Entropy

Overview

Entropy is a measure of uncertainty, or the amount of information to reduce the uncertainty. The formal definition is as follows.

Given a discrete random variable $X$ , with possible outcomes $x_{1},...,x_{n}$ , which occur with probability $\mathrm {P} (x_{1}),...,\mathrm {P} (x_{n})$ , the entropy of $X$ is formally defined as: $$ \mathrm {H} (X)=-\sum_{i=1}^{n}{\mathrm {P} (x_i)\log \mathrm {P} (x_i)} $$

You can think entropy as something related to the encoding of all the outcomes. We use 0 and 1 to encode them. The minimum average length of the all the encodings is the entropy.

The more outcomes a random variable has, the larger the entropy is.
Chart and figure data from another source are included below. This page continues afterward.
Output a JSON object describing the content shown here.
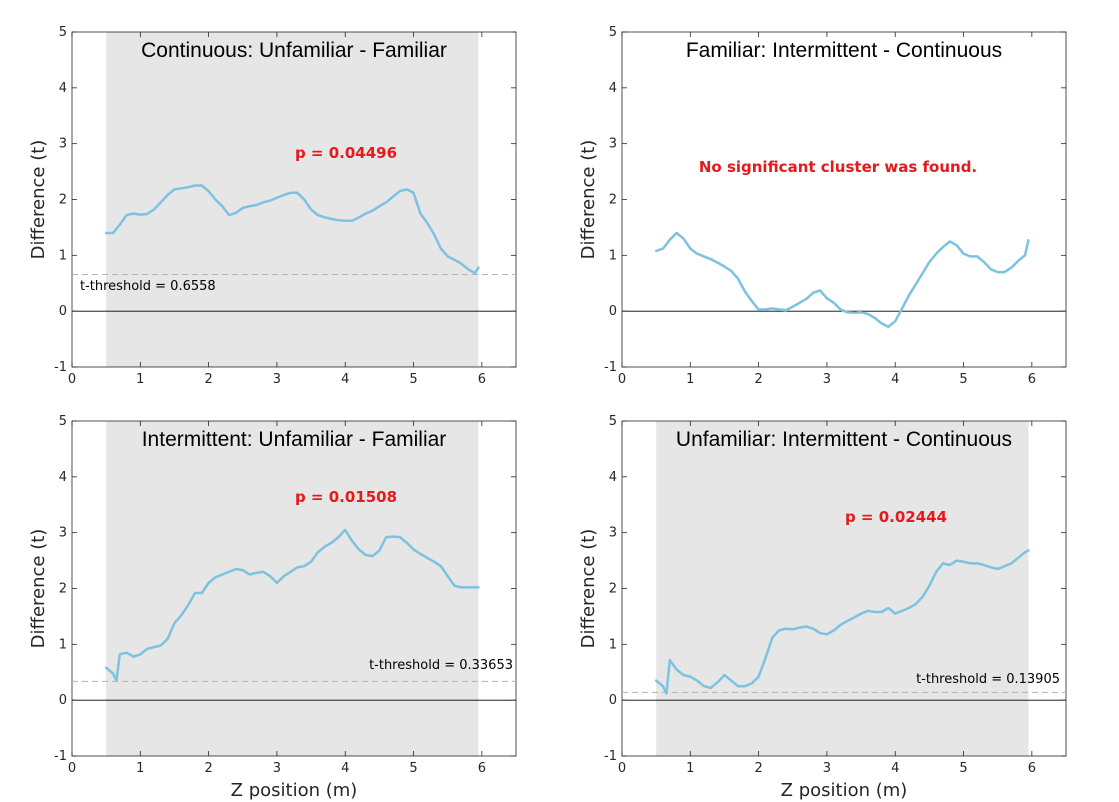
{
  "colors": {
    "series": "#7ec2e1",
    "significance_text": "#e41a1c",
    "cluster_shade": "#e6e6e6",
    "threshold_line": "#b3b3b3",
    "zero_line": "#000000"
  },
  "chart_data": [
    {
      "type": "line",
      "title": "Continuous: Unfamiliar - Familiar",
      "xlabel": "",
      "ylabel": "Difference (t)",
      "xlim": [
        0,
        6.5
      ],
      "ylim": [
        -1,
        5
      ],
      "xticks": [
        "0",
        "1",
        "2",
        "3",
        "4",
        "5",
        "6"
      ],
      "yticks": [
        "-1",
        "0",
        "1",
        "2",
        "3",
        "4",
        "5"
      ],
      "cluster_range": [
        0.5,
        5.95
      ],
      "threshold": 0.6558,
      "threshold_label": "t-threshold = 0.6558",
      "significance_label": "p = 0.04496",
      "x": [
        0.5,
        0.6,
        0.7,
        0.8,
        0.9,
        1.0,
        1.1,
        1.2,
        1.3,
        1.4,
        1.5,
        1.6,
        1.7,
        1.8,
        1.9,
        2.0,
        2.1,
        2.2,
        2.3,
        2.4,
        2.5,
        2.6,
        2.7,
        2.8,
        2.9,
        3.0,
        3.1,
        3.2,
        3.3,
        3.4,
        3.5,
        3.6,
        3.7,
        3.8,
        3.9,
        4.0,
        4.1,
        4.2,
        4.3,
        4.4,
        4.5,
        4.6,
        4.7,
        4.8,
        4.9,
        5.0,
        5.1,
        5.2,
        5.3,
        5.4,
        5.5,
        5.6,
        5.7,
        5.8,
        5.9,
        5.95
      ],
      "y": [
        1.4,
        1.4,
        1.55,
        1.72,
        1.75,
        1.73,
        1.74,
        1.82,
        1.95,
        2.08,
        2.18,
        2.2,
        2.22,
        2.25,
        2.25,
        2.15,
        2.0,
        1.88,
        1.72,
        1.76,
        1.85,
        1.88,
        1.9,
        1.95,
        1.98,
        2.03,
        2.08,
        2.12,
        2.12,
        2.0,
        1.82,
        1.72,
        1.68,
        1.65,
        1.63,
        1.62,
        1.62,
        1.68,
        1.75,
        1.8,
        1.88,
        1.95,
        2.05,
        2.15,
        2.18,
        2.12,
        1.75,
        1.58,
        1.38,
        1.12,
        0.98,
        0.92,
        0.85,
        0.75,
        0.68,
        0.78
      ]
    },
    {
      "type": "line",
      "title": "Familiar: Intermittent - Continuous",
      "xlabel": "",
      "ylabel": "Difference (t)",
      "xlim": [
        0,
        6.5
      ],
      "ylim": [
        -1,
        5
      ],
      "xticks": [
        "0",
        "1",
        "2",
        "3",
        "4",
        "5",
        "6"
      ],
      "yticks": [
        "-1",
        "0",
        "1",
        "2",
        "3",
        "4",
        "5"
      ],
      "cluster_range": null,
      "threshold": null,
      "threshold_label": "",
      "significance_label": "No significant cluster was found.",
      "x": [
        0.5,
        0.6,
        0.7,
        0.8,
        0.9,
        1.0,
        1.1,
        1.2,
        1.3,
        1.4,
        1.5,
        1.6,
        1.7,
        1.8,
        1.9,
        2.0,
        2.1,
        2.2,
        2.3,
        2.4,
        2.5,
        2.6,
        2.7,
        2.8,
        2.9,
        3.0,
        3.1,
        3.2,
        3.3,
        3.4,
        3.5,
        3.6,
        3.7,
        3.8,
        3.9,
        4.0,
        4.1,
        4.2,
        4.3,
        4.4,
        4.5,
        4.6,
        4.7,
        4.8,
        4.9,
        5.0,
        5.1,
        5.2,
        5.3,
        5.4,
        5.5,
        5.6,
        5.7,
        5.8,
        5.9,
        5.95
      ],
      "y": [
        1.08,
        1.12,
        1.28,
        1.4,
        1.3,
        1.12,
        1.03,
        0.98,
        0.93,
        0.87,
        0.8,
        0.72,
        0.58,
        0.35,
        0.18,
        0.03,
        0.03,
        0.05,
        0.03,
        0.02,
        0.08,
        0.15,
        0.22,
        0.33,
        0.37,
        0.23,
        0.15,
        0.03,
        -0.02,
        -0.03,
        -0.02,
        -0.05,
        -0.12,
        -0.22,
        -0.28,
        -0.18,
        0.05,
        0.28,
        0.48,
        0.68,
        0.88,
        1.03,
        1.15,
        1.25,
        1.18,
        1.03,
        0.98,
        0.98,
        0.88,
        0.75,
        0.7,
        0.7,
        0.78,
        0.9,
        1.0,
        1.27
      ]
    },
    {
      "type": "line",
      "title": "Intermittent: Unfamiliar - Familiar",
      "xlabel": "Z position (m)",
      "ylabel": "Difference (t)",
      "xlim": [
        0,
        6.5
      ],
      "ylim": [
        -1,
        5
      ],
      "xticks": [
        "0",
        "1",
        "2",
        "3",
        "4",
        "5",
        "6"
      ],
      "yticks": [
        "-1",
        "0",
        "1",
        "2",
        "3",
        "4",
        "5"
      ],
      "cluster_range": [
        0.5,
        5.95
      ],
      "threshold": 0.33653,
      "threshold_label": "t-threshold = 0.33653",
      "significance_label": "p = 0.01508",
      "x": [
        0.5,
        0.6,
        0.65,
        0.7,
        0.8,
        0.9,
        1.0,
        1.1,
        1.2,
        1.3,
        1.4,
        1.5,
        1.6,
        1.7,
        1.8,
        1.9,
        2.0,
        2.1,
        2.2,
        2.3,
        2.4,
        2.5,
        2.6,
        2.7,
        2.8,
        2.9,
        3.0,
        3.1,
        3.2,
        3.3,
        3.4,
        3.5,
        3.6,
        3.7,
        3.8,
        3.9,
        4.0,
        4.1,
        4.2,
        4.3,
        4.4,
        4.5,
        4.6,
        4.7,
        4.8,
        4.9,
        5.0,
        5.1,
        5.2,
        5.3,
        5.4,
        5.5,
        5.6,
        5.7,
        5.8,
        5.9,
        5.95
      ],
      "y": [
        0.58,
        0.48,
        0.35,
        0.82,
        0.85,
        0.78,
        0.82,
        0.92,
        0.95,
        0.98,
        1.1,
        1.38,
        1.52,
        1.7,
        1.92,
        1.92,
        2.1,
        2.2,
        2.25,
        2.3,
        2.35,
        2.33,
        2.25,
        2.28,
        2.3,
        2.22,
        2.1,
        2.22,
        2.3,
        2.38,
        2.4,
        2.48,
        2.65,
        2.75,
        2.82,
        2.92,
        3.05,
        2.85,
        2.7,
        2.6,
        2.58,
        2.68,
        2.92,
        2.93,
        2.92,
        2.82,
        2.7,
        2.62,
        2.55,
        2.48,
        2.4,
        2.22,
        2.05,
        2.02,
        2.02,
        2.02,
        2.02
      ]
    },
    {
      "type": "line",
      "title": "Unfamiliar: Intermittent - Continuous",
      "xlabel": "Z position (m)",
      "ylabel": "Difference (t)",
      "xlim": [
        0,
        6.5
      ],
      "ylim": [
        -1,
        5
      ],
      "xticks": [
        "0",
        "1",
        "2",
        "3",
        "4",
        "5",
        "6"
      ],
      "yticks": [
        "-1",
        "0",
        "1",
        "2",
        "3",
        "4",
        "5"
      ],
      "cluster_range": [
        0.5,
        5.95
      ],
      "threshold": 0.13905,
      "threshold_label": "t-threshold = 0.13905",
      "significance_label": "p = 0.02444",
      "x": [
        0.5,
        0.6,
        0.65,
        0.7,
        0.8,
        0.9,
        1.0,
        1.1,
        1.2,
        1.3,
        1.4,
        1.5,
        1.6,
        1.7,
        1.8,
        1.9,
        2.0,
        2.1,
        2.2,
        2.3,
        2.4,
        2.5,
        2.6,
        2.7,
        2.8,
        2.9,
        3.0,
        3.1,
        3.2,
        3.3,
        3.4,
        3.5,
        3.6,
        3.7,
        3.8,
        3.9,
        4.0,
        4.1,
        4.2,
        4.3,
        4.4,
        4.5,
        4.6,
        4.7,
        4.8,
        4.9,
        5.0,
        5.1,
        5.2,
        5.3,
        5.4,
        5.5,
        5.6,
        5.7,
        5.8,
        5.9,
        5.95
      ],
      "y": [
        0.35,
        0.25,
        0.12,
        0.72,
        0.55,
        0.45,
        0.42,
        0.35,
        0.25,
        0.22,
        0.32,
        0.45,
        0.35,
        0.25,
        0.25,
        0.3,
        0.42,
        0.75,
        1.12,
        1.25,
        1.28,
        1.27,
        1.3,
        1.32,
        1.28,
        1.2,
        1.18,
        1.25,
        1.35,
        1.42,
        1.48,
        1.55,
        1.6,
        1.58,
        1.58,
        1.65,
        1.55,
        1.6,
        1.65,
        1.72,
        1.85,
        2.05,
        2.3,
        2.45,
        2.42,
        2.5,
        2.48,
        2.45,
        2.45,
        2.42,
        2.38,
        2.35,
        2.4,
        2.45,
        2.55,
        2.65,
        2.68
      ]
    }
  ]
}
The more unbalance the probability distribution is, the smaller the entropy is.

The Logarithm

You can think the $-\log \mathrm {P} (x_i)$ as a measurement for the encoding length of that specific result $X=x_i$ . For example, if every outcome has a same probability of $\frac{1}{8}$ , the encoding length with binary bits should be $-\log_2\frac{1}{8} = 3$ .

An Expectation Perspective

Entropy is an expectation of the encoding length of different outcomes.

$\mathrm {H} (X)=\operatorname {E} [-\log(\mathrm {P} (X))]$